Cat: The third one is wanting guarantees and certainties. I always remind my clients that there is life post-divorce and because of this, your agreement should have a certain level of flexibility built in. When you dig your heels in and you want detailed guarantees, the problem is that sometimes the decision making power gets handed to the attorneys or it goes to the judge because you’re not willing to be a little bit flexible. This includes the ‘I don’t want my ex. to being any significant others around the kids for ___ years.’ I ask my clients – what happens if you meet somebody?
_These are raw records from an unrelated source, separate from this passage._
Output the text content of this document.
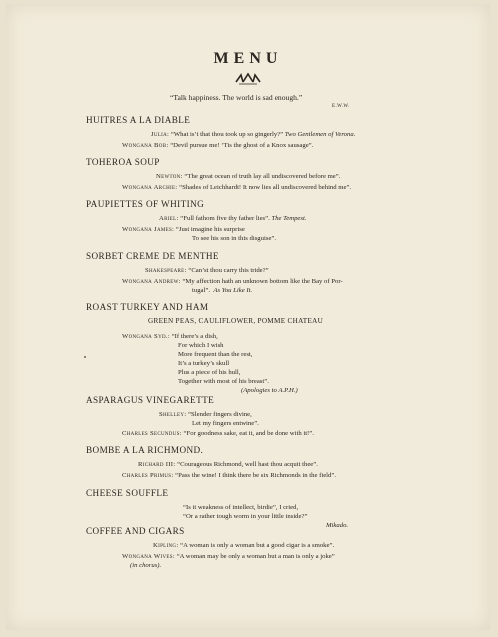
MENU
“Talk happiness. The world is sad enough.”
E.W.W.
HUITRES A LA DIABLE
Julia: “What is’t that thou took up so gingerly?” Two Gentlemen of Verona.
Wongana Bob: “Devil pursue me! ‘Tis the ghost of a Knox sausage”.
TOHEROA SOUP
Newton: “The great ocean of truth lay all undiscovered before me”.
Wongana Archie: “Shades of Leichhardt! It now lies all undiscovered behind me”.
PAUPIETTES OF WHITING
Ariel: “Full fathom five thy father lies”. The Tempest.
Wongana James: “Just imagine his surprise
To see his son in this disguise”.
SORBET CREME DE MENTHE
Shakespeare: “Can’st thou carry this tride?”
Wongana Andrew: “My affection hath an unknown bottom like the Bay of Por-
tugal”. As You Like It.
ROAST TURKEY AND HAM
GREEN PEAS, CAULIFLOWER, POMME CHATEAU
Wongana Syd.: “If there’s a dish,
For which I wish
More frequent than the rest,
It’s a turkey’s skull
Plus a piece of his hull,
Together with most of his breast”.
(Apologies to A.P.H.)
ASPARAGUS VINEGARETTE
Shelley: “Slender fingers divine,
Let my fingers entwine”.
Charles Secundus: “For goodness sake, eat it, and be done with it!”.
BOMBE A LA RICHMOND.
Richard III: “Courageous Richmond, well hast thou acquit thee”.
Charles Primus: “Pass the wine! I think there be six Richmonds in the field”.
CHEESE SOUFFLE
“Is it weakness of intellect, birdie”, I cried,
“Or a rather tough worm in your little inside?”
Mikado.
COFFEE AND CIGARS
Kipling: “A woman is only a woman but a good cigar is a smoke”.
Wongana Wives: “A woman may be only a woman but a man is only a joke”
(in chorus).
Cat: Number four is abdicating decision making responsibilities. I think that one of the scariest parts of getting through divorce is people don’t actually understand the legal process and it differs from state to state. So frequently I have people come in and they’ll say something like, “Well, I’m just going to give into that agreement because once I’m in front of the judge, the judge is going to see how bad it is.” I tell them that the judge doesn’t know them. The judge has somany cases that they’re dealing with. You’re just another person out of thousands that the judge may see – so do your work prior to being seen in front of the judge. Also, remember that your attorney works for you – but is not your decision maker! Your attorney might inform you that you can obtain a lot of financial resources from your ex. – but how might that impact your co-parenting relationship? It really has to be decisions that make sense for you as an individual.
Cat: The next one is listening to the wrong people. It is of utmost importance to have support. You should have a tribe around you as you’re getting through this transition . However, you also have to keep in mind that your friends are protective of you and they’re going to support you in your anger. This can often backfire. Sometimes it leaves you feeling more emotional, more angry, more vengeful, and more set on “winning” your court case. This also is not physically healthy for you. Did you know that every single time you retell your divorce story that it sends your body into Fight-or-flight mode? It can take two hours for your body to settle down to baseline. When we are walking around in an inflamed state for long periods of time this increases our chances of serious health risks.
Cat: The last common mistake that people make when going through a divorce is having the mentality that it is their way or the highway. Again, the problem with taking this position is it can drag out the legal process and end up costing more money. Again, the attorneys will take over and they’ll end up making the decisions for you. Here in our court, we often see the judge telling a couple to go out in the hallway and figure it out. They become very frustrated when they see that one party is not being flexible.
Sonia: What is the one piece of advice that you give to all of your clients?
Cat: You’re not alone. Often my client are so terrified and afraid to put it out there – that they are dealing with divorce. People will isolate and sit by themselves with their shame, guilt and grief. This is why we run community events both in-person and virtually – so that people can hear from others what their experience was like. Many of my clients, say that is the most helping component of our program!